[Ads-l] Major Antedating of "Real McCoy"

Shapiro, Fred fred.shapiro at YALE.EDU
Thu Aug 27 07:58:55 EDT 2020


The expression "the real McCoy" is generally recognized to be a variant of an earlier Scottish term "real Mackay" or "real McKay" or "real M'Kay."  The Oxford English Dictionary has a first use from an 1856 poem.  The OED, I believe, misspells the 1856 usage -- they have it as "McKay" when it was actually "M'Kay."

In searching the British Newspaper Archive I have found "real Mackay" in a Scottish newspaper, the Arbroath Guide, Feb. 12, 1848, page 11, column 3.  This occurs in a colorful police court report concerning one James Quin, who was convicted of substituting a cheaper hat for a more expensive one left in his care.  The report states: "The hat was shining and glossy, and, like the renovator, _sleekit_; and though some doubts were at first entertained as to its being the real Mackay, the lining having been recognised, all seemed right, the hat was accepted of, the shilling paid, when Quin with pantomimic rapidity disappeared."

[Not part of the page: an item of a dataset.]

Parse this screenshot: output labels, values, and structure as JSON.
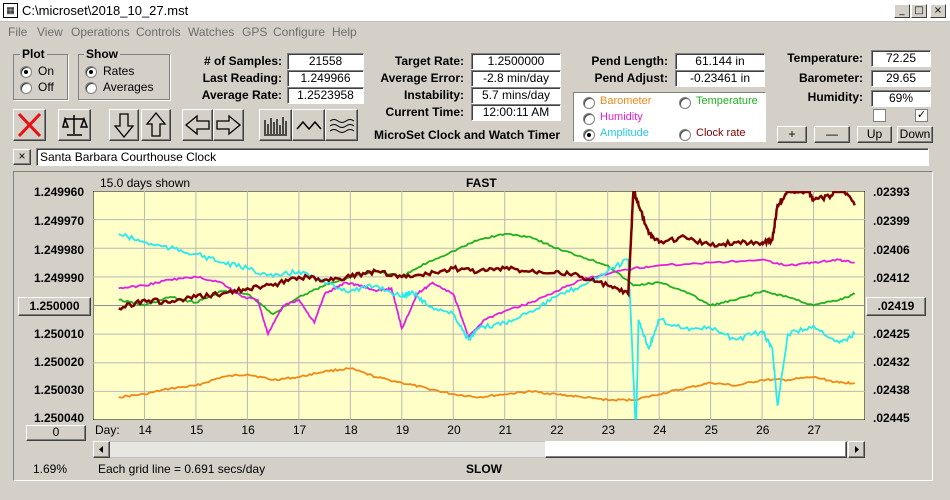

Unlike some of the other early citations that have been found for "real Mackay" or its spelling variants, this is not a possibly coincidental reference to someone in the context of the citation who was named Mackay, but is a figurative reference and a clearly already established idiom.  The 1848 usage does not explain the ultimate derivation, but pushes back the provenance and may predate the whiskey tagline (of the Edinburgh distillers G. McKay and Co.) that the OED and others have thought to be the source of the term.